Neste último, os cartórios tiveram atuação reconhecida internacionalmente pelo Grupo de Ação Financeira contra a Lavagem de Dinheiro e Financiamento ao Terrorismo (GAFI), entidade responsável pelo prevenção aos crimes de lavagem de dinheiro em todo o mundo: “entre os sujeitos não financeiros obrigados a comunicar, o fortalecimento das medidas preventivas mais significativo se deu no setor do notariado, que obteve êxitos consideráveis como consequência da criação do Órgão Centralizado de Prevenção (OCP), que aumentou a conscientização e a capacidade de todo o setor”, destacou o relatório do órgão ao ser referir às mais de 180 mil operações suspeitas comunicadas pelos notários espanhóis desde 2006.

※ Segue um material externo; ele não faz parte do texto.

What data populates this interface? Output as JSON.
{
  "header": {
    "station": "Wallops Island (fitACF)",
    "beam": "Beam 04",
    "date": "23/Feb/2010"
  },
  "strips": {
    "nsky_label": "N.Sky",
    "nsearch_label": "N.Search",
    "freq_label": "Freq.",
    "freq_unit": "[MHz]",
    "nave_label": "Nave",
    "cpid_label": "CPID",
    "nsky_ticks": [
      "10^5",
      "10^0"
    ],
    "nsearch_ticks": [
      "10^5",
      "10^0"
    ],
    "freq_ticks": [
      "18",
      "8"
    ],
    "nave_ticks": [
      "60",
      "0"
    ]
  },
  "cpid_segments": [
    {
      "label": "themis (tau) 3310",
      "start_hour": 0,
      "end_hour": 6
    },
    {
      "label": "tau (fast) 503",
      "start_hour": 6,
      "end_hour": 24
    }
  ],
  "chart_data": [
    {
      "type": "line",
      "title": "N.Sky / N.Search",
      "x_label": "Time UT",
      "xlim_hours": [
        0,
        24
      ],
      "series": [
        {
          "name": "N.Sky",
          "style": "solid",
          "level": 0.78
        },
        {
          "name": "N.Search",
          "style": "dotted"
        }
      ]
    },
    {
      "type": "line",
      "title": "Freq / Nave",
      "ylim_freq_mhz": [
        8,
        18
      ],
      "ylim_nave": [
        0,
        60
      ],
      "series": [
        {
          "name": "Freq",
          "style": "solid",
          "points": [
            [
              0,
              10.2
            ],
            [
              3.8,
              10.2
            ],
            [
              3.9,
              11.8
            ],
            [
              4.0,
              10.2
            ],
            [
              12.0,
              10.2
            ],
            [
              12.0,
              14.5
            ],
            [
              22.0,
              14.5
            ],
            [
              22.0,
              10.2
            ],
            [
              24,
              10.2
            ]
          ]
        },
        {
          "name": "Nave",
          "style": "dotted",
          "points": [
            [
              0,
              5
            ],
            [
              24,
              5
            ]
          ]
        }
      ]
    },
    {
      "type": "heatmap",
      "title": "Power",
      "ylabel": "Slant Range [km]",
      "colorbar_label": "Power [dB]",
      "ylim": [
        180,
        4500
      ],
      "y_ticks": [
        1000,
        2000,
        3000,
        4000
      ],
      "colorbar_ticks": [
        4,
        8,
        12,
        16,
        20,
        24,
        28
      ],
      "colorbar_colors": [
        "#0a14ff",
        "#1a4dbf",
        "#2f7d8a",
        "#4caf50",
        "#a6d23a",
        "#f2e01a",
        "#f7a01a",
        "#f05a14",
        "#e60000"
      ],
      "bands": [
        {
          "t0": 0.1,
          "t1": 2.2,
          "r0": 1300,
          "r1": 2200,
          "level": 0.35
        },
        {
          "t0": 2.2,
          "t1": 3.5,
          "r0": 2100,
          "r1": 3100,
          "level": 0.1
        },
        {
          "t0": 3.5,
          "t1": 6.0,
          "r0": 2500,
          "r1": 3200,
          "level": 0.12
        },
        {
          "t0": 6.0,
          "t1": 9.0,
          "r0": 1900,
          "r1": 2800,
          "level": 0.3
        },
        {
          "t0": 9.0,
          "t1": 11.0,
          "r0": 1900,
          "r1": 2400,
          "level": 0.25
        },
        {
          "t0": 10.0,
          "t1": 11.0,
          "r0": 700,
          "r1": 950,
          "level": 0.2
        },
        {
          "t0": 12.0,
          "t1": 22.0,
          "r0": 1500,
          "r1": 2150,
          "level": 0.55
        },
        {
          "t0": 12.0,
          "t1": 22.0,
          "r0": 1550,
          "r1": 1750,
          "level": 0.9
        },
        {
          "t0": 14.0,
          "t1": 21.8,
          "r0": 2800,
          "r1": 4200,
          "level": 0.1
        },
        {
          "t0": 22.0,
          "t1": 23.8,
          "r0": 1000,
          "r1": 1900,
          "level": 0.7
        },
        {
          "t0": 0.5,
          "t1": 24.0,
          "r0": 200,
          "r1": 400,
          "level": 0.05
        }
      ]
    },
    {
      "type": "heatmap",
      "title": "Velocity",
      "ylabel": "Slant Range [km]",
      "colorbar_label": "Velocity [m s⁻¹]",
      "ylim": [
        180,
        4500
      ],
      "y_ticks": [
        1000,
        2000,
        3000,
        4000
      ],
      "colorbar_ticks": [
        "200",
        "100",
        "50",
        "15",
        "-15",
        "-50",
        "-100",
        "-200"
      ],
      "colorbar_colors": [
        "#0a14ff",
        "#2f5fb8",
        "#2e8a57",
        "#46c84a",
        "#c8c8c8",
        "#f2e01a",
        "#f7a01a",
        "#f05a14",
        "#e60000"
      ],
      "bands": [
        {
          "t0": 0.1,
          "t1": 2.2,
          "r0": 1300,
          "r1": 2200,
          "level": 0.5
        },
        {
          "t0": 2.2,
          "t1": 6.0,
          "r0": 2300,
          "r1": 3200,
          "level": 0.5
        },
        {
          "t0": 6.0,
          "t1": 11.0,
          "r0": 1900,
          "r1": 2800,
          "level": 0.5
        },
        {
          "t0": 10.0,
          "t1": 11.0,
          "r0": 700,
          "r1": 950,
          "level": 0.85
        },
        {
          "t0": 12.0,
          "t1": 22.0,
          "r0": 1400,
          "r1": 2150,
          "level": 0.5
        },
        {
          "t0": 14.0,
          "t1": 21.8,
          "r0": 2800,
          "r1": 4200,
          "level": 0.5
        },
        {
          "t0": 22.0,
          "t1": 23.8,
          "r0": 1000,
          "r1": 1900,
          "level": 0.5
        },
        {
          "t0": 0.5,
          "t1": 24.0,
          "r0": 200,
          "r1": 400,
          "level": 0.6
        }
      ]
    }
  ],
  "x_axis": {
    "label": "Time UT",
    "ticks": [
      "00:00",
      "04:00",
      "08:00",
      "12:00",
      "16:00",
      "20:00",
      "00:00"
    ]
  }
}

Na prática, o Provimento nacional estabelece uma série de situações onde as comunicações serão feitas de forma automática e obrigatória, como nos casos de registros de transmissões sucessivas do mesmo bem, em período não superior a seis meses, nas operações que envolvam o pagamento ou recebimento de valor em espécie, igual ou superior a R$ 30 mil, nos registros nos quais constem diferenças entre a avaliação fiscal do bem e o valor declarado, ou entre o valor patrimonial e o valor declarado, na operação ou conjunto de operações relativas a bens móveis de luxo ou alto valor, assim considerados os de valor igual ou superior a R$ 300 mil, entre outras casos.

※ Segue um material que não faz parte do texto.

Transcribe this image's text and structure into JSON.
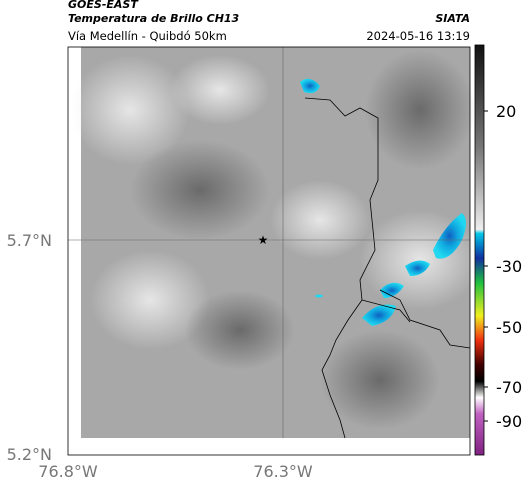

Também haverá casos onde a operação é considerada suspeita, cabendo ao notário ou ao registrador avaliar diretamente se deve ou não ser comunicada: como nas situações de operações incompatíveis com o patrimônio ou com a capacidade econômico-financeira do cliente; nas cujo o beneficiário final não seja possível identificar; nas que envolvem países ou dependências considerados pela Receita Federal de tributação favorecida e/ou regime fiscal privilegiado, nas que indiquem substancial ganho de capital em um curto período de tempo, entre outros 28 casos previstos na norma.

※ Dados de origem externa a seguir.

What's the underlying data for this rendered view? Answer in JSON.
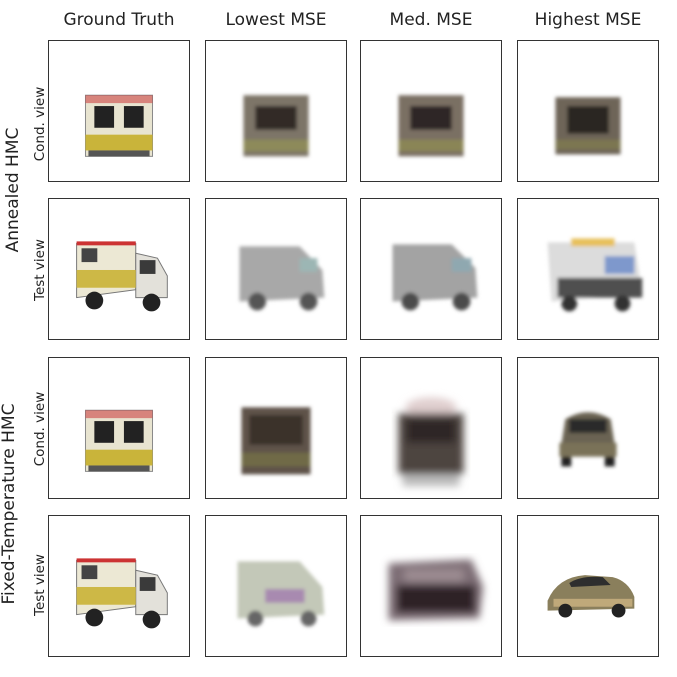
{
  "columns": [
    "Ground Truth",
    "Lowest MSE",
    "Med. MSE",
    "Highest MSE"
  ],
  "groups": [
    {
      "label": "Annealed HMC",
      "rows": [
        "Cond. view",
        "Test view"
      ]
    },
    {
      "label": "Fixed-Temperature HMC",
      "rows": [
        "Cond. view",
        "Test view"
      ]
    }
  ],
  "panels": [
    [
      "ambulance-back-sharp",
      "ambulance-back-blur",
      "ambulance-back-blur",
      "ambulance-back-blur2"
    ],
    [
      "ambulance-side-sharp",
      "van-blur-gray",
      "van-blur-gray",
      "ambulance-side-noisy"
    ],
    [
      "ambulance-back-sharp",
      "ambulance-back-blur-dark",
      "car-back-blur",
      "car-back"
    ],
    [
      "ambulance-side-sharp",
      "van-blur-pastel",
      "van-blur-dark",
      "car-side"
    ]
  ]
}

Para fazer frente a esta nova ação de colaboração com o Estado brasileiro, os Cartórios de todo o País tiveram que cadastrar um profissional no Sistema de Controle de Atividades Financeiras (SISCOAF), chamado oficial de cumprimento, que será responsável por comunicar via sistema eletrônico as operações suspeitas. Nas comunicações deverão ser preenchidos os dados do cliente, uma breve descrição da ação realizada, o valor da operação e a data do ocorrido. A comunicação é sigilosa e cabe ao COAF, mediante análise técnica, decidir se o ato deverá ou não ser investigado.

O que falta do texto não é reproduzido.